Either way, I ("I" being David Tracy, author of the 10/11/17 article) think there are a lot of lessons to learn here, not the least of which is the fact that, even if a used car shows nothing on its history report, there’s always a risk that at some point, some repair shop may have taken a shortcut."
ouch, my eyes!
Yes, it would have been a bit nice of bisco to give me a few minutes to edit the ridiculousness out that was inserted into my reply despite even typing in the url link, rather than just copying and pasting,.
much better, thank you
That guy is a real craftsman. 8 days! I understand what he did, and it's great, old fashioned metal work. That said, the ability of steel to be bent, straightened, and retain strength depends on the alloy and heat treatment. I think the front end of that car will be very weak after the straightening. I've seen a ship's hull made of high tensile strength steel crack due to reduced fatigue resistance of that grade of steel plate. (If the weight of steel in the hull can be reduced by stronger, thinner, lighter plate, the ship can carry more tons of cargo. It's a money maker until the hull cracks. We had the cracked section cut out and a new piece of plate welded in. Ships with this type of steel have cracked, broken, and sunk. High tensile strength steel hulls are generally no longer allowed.)
Totaling a vehicle is something each state usually leaves to the insurers. The state sets rules...the poster from North Carolina mentioned total loss, and in that state if the insurer declares that the repair cost exceeds 75% of the market value, then the car is declared a total loss. Other states may use different percentages. A total loss vehicle, if not scrapped, can be repaired but carries a "branded" title. In some states the vehicle can be inspected and get a clean title. Other states require an inspection, then the vehicle is road-worthy but retains the "rebuilt" or "salvage" branded title.

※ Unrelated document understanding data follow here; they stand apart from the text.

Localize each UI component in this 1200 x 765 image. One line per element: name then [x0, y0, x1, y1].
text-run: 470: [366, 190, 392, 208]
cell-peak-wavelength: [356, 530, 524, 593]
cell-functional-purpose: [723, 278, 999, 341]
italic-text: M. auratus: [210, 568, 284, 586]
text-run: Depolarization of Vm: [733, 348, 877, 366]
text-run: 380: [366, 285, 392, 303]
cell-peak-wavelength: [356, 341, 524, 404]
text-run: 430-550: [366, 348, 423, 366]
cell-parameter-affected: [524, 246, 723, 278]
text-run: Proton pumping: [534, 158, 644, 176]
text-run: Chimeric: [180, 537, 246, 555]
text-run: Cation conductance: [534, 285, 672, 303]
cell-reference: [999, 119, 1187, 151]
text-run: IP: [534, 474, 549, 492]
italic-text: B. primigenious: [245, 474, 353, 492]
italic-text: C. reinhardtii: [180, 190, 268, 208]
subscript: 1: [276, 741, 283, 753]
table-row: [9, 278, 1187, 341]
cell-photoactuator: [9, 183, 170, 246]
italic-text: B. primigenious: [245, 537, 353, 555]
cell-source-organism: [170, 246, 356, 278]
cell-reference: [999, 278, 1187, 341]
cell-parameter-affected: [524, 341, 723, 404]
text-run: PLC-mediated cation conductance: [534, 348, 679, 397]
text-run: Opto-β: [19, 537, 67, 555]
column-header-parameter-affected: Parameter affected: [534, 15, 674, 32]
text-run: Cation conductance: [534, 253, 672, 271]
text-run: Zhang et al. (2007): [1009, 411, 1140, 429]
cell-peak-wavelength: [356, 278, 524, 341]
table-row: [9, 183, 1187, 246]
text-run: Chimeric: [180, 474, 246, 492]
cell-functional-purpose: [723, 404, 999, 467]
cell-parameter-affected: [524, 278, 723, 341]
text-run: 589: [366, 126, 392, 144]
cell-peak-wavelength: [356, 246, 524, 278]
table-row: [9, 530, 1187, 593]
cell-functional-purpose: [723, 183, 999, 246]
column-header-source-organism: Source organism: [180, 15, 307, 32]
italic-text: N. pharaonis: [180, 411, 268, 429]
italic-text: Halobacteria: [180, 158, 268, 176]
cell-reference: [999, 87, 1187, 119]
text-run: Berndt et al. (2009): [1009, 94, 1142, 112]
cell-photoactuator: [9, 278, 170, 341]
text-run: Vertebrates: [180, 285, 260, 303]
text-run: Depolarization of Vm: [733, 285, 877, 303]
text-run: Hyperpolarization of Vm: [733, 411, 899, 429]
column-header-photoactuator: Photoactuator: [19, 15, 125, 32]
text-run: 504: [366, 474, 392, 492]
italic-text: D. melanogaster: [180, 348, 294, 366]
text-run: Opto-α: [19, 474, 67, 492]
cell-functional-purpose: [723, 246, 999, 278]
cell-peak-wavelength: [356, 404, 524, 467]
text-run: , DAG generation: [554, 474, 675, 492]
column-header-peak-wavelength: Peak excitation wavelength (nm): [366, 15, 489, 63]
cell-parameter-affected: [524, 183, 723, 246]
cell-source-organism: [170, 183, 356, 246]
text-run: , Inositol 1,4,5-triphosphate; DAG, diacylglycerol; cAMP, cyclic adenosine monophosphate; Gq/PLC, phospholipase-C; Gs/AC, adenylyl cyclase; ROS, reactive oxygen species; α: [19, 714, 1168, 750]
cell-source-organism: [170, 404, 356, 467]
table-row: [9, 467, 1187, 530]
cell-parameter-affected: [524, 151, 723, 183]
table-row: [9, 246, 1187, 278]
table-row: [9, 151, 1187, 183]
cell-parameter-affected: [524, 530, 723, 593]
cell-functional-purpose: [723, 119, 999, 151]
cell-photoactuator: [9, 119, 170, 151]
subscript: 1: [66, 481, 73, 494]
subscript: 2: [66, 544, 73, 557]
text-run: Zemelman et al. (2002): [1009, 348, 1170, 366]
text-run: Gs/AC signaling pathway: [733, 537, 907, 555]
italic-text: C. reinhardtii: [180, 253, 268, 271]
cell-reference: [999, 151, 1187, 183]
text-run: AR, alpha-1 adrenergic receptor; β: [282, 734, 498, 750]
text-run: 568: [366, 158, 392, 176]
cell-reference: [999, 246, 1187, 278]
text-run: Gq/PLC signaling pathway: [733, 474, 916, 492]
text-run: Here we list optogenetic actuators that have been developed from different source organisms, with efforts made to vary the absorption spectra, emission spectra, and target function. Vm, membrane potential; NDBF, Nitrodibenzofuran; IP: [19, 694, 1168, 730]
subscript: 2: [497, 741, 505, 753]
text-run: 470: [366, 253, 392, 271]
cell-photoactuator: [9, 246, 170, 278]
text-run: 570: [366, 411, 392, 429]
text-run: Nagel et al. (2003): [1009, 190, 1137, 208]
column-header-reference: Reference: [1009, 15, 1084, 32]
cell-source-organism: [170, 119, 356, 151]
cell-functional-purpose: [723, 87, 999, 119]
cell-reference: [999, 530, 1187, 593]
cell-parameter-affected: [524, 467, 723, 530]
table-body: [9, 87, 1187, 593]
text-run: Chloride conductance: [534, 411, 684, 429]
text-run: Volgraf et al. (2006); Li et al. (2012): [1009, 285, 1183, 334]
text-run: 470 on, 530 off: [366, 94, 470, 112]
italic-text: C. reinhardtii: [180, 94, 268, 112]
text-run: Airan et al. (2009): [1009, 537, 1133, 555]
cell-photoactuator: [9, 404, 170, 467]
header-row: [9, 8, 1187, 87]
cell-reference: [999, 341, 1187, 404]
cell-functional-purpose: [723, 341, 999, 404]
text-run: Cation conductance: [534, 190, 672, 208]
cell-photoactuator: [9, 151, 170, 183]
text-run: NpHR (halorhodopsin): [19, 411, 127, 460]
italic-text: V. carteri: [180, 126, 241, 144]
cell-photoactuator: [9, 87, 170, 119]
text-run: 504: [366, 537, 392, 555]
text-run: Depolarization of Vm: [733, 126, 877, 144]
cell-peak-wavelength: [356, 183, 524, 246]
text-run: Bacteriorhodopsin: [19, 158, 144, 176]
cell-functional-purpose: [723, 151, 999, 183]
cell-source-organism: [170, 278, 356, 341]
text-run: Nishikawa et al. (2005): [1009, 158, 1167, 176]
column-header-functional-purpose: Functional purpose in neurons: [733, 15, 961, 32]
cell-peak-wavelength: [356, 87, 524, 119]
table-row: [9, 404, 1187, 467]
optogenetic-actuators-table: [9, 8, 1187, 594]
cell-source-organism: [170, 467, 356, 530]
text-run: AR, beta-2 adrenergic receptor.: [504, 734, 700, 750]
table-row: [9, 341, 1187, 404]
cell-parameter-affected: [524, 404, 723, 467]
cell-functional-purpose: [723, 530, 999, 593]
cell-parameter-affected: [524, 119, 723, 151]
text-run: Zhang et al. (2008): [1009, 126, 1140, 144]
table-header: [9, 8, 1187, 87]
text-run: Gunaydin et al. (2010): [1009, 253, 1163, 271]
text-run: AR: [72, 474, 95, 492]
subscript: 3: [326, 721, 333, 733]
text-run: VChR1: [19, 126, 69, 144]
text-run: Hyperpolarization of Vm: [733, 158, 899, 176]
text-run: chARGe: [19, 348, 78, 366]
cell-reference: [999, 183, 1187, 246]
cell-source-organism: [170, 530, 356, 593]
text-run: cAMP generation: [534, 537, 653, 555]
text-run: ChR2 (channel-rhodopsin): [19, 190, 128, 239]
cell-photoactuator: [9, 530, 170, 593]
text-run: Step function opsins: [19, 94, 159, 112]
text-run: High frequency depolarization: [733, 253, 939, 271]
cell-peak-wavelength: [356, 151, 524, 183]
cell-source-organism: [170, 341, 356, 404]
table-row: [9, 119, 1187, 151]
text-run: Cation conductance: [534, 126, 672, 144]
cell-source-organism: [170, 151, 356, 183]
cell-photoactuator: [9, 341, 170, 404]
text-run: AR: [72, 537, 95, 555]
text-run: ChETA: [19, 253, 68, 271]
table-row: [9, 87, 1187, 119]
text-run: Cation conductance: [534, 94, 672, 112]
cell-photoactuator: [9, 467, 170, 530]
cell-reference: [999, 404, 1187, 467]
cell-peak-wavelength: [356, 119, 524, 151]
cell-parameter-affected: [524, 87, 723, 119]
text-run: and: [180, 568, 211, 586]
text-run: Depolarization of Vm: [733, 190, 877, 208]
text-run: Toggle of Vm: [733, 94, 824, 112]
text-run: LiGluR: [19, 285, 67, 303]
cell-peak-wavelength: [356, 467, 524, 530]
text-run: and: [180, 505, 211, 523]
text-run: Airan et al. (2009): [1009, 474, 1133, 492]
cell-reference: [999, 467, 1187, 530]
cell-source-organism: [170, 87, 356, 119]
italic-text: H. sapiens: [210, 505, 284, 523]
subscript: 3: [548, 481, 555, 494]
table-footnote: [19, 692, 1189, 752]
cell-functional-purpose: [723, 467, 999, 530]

I guess there's no Russian version of CarFax. I saw a report recently of car dealers showing customers fraudulent CarFax reports that left off the trouble...repairs or Lemon Law buy-back, or flood, whatever. Do your own CarFax or AutoCheck report when you look at a used car.
OK, fairly off-topic, but I love history, the Titanic also suffered from brittle steel, although of course that isn't the only factor in the tragedy.
Testing Shows Titanic Steel Was Brittle -- ScienceDaily
OK, here's a question.
Why did the link to the Jalopnik put 500 lines in, and I eventually had to just say what to search for, yet I was able to put the Titanic Brittle Steel link in without problem?
Must have been the Russians.
all the jalopnik links do that. there is a way to fix it, but idk how to do it, and i don't know why jalopnik has this problem. you're not the first, and won't be the last. people who link them regularly know how to do it so it doesn't show up like that.